Of course the country was embroiled in a Civil War, but that had little impact on the day-to-day life of ordinary Californians.
Then in November it started to rain, not enough to be worrisome. It snowed in the higher elevations and the ground froze. Then came the storm on Dec. 9, and for the next 40 or so days it rained and the snow melted.
William H. Brewer wrote letters to his brother, recording what was to be the wettest 40 days in California history. Brewer was the chief assistant to Josiah Whitney's team making a state geological survey that would take four years.

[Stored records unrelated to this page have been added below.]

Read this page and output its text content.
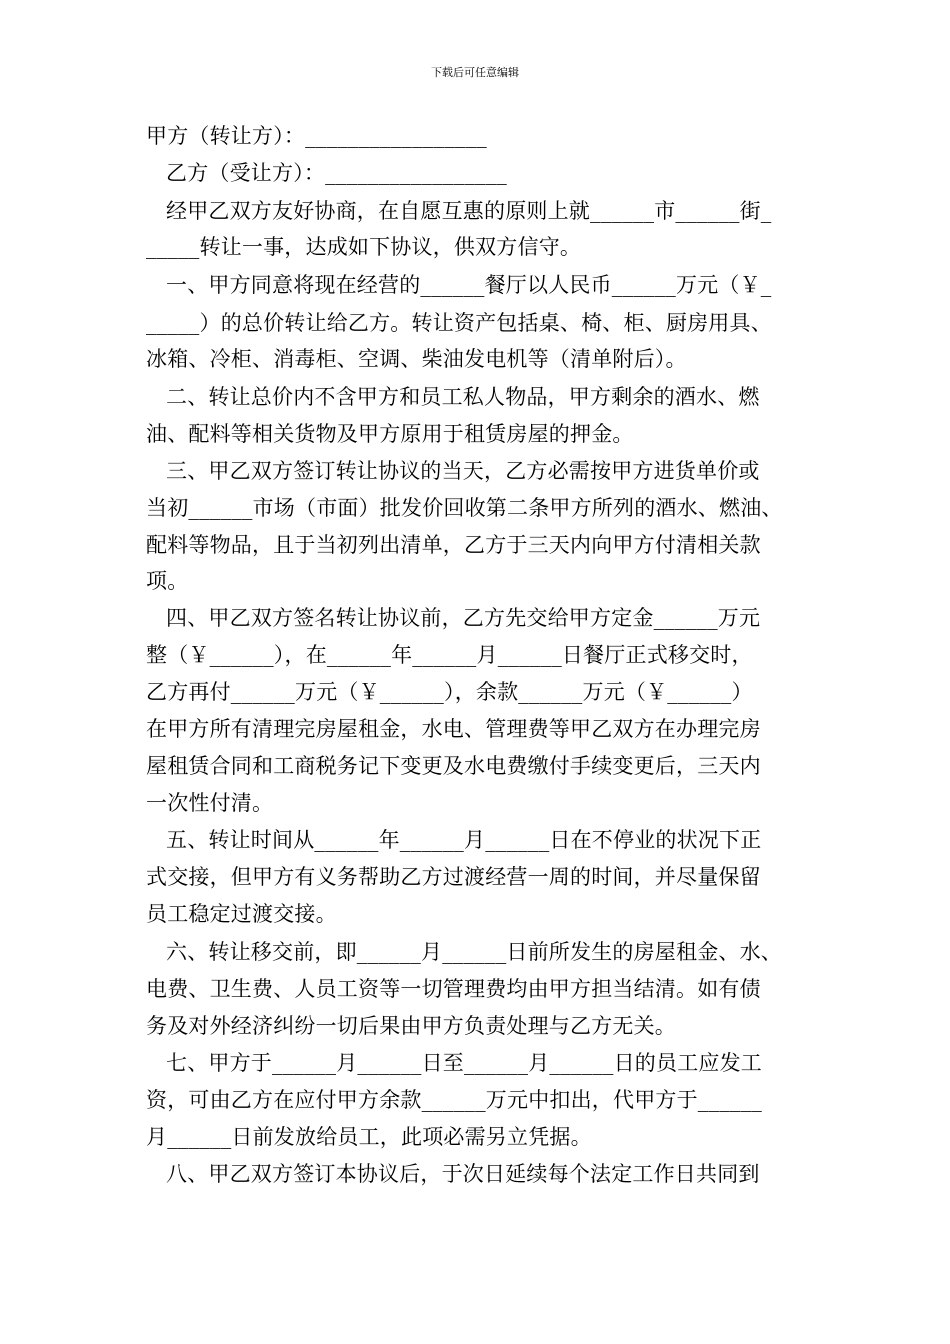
下载后可任意编辑
甲方（转让方）：_________________
乙方（受让方）：_________________
经甲乙双方友好协商，在自愿互惠的原则上就______市______街_
_____转让一事，达成如下协议，供双方信守。
一、甲方同意将现在经营的______餐厅以人民币______万元（￥_
_____）的总价转让给乙方。转让资产包括桌、椅、柜、厨房用具、
冰箱、冷柜、消毒柜、空调、柴油发电机等（清单附后）。
二、转让总价内不含甲方和员工私人物品，甲方剩余的酒水、燃
油、配料等相关货物及甲方原用于租赁房屋的押金。
三、甲乙双方签订转让协议的当天，乙方必需按甲方进货单价或
当初______市场（市面）批发价回收第二条甲方所列的酒水、燃油、
配料等物品，且于当初列出清单，乙方于三天内向甲方付清相关款
项。
四、甲乙双方签名转让协议前，乙方先交给甲方定金______万元
整（￥______），在______年______月______日餐厅正式移交时，
乙方再付______万元（￥______），余款______万元（￥______）
在甲方所有清理完房屋租金，水电、管理费等甲乙双方在办理完房
屋租赁合同和工商税务记下变更及水电费缴付手续变更后，三天内
一次性付清。
五、转让时间从______年______月______日在不停业的状况下正
式交接，但甲方有义务帮助乙方过渡经营一周的时间，并尽量保留
员工稳定过渡交接。
六、转让移交前，即______月______日前所发生的房屋租金、水、
电费、卫生费、人员工资等一切管理费均由甲方担当结清。如有债
务及对外经济纠纷一切后果由甲方负责处理与乙方无关。
七、甲方于______月______日至______月______日的员工应发工
资，可由乙方在应付甲方余款______万元中扣出，代甲方于______
月______日前发放给员工，此项必需另立凭据。
八、甲乙双方签订本协议后，于次日延续每个法定工作日共同到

"The rains continue," he wrote on Jan. 19, 1862. "Since I last wrote the floods have been far worse than before. Sacramento and many other towns have again been overflowed, and after the waters had abated somewhat they are again up. That doomed city is in all probability again under water today."
But it wasn't only Sacramento that was underwater. The whole Central Valley had turned into a lake. Oregon, Washington, Idaho and parts of Nevada and Utah felt the fury of the storms.
"This year at Sonora, in Tuolumne County, between November 18, 1861 and January 14, 1862, seventy two inches (six feet) of water has fallen, and in numbers of places over five feet," Brewer wrote.
He estimated that an area 250 to 300 miles long and some 20 miles wide covered the central part of the state.
"Thousands of farms are entirely under water -- cattle starving and drowning.
"Benevolent societies are active, boats have been sent up and thousands are fleeing to this city (San Francisco). ... You can imagine the effect it must have on the finances and prosperity of the state. The end is not yet. Many men must fail, times must be hard, state finances disordered. I shall not be surprised to see our Survey cut off entirely."
The survey wasn't cut off, but California did go broke. The governor and the legislators weren't paid for a year and a half. The Legislature temporarily met in San Francisco while Sacramento was battling the floods.
California rivers had been filling up with the tailings of the gold mines. Additionally, the ground was frozen and then it turned warm, the snow melted and the rain kept coming.
There are no reliable numbers on how many people died. Some wrote it was in the thousands. Agricultural journals estimated that 10,000 cattle and 100,000 sheep drowned.
The Pacific Rural Press tried to put on a happy face after the storms by predicting the abundance of water would mean prosperity for the state's future crops. It was wrong. The storms were followed by a three-year drought.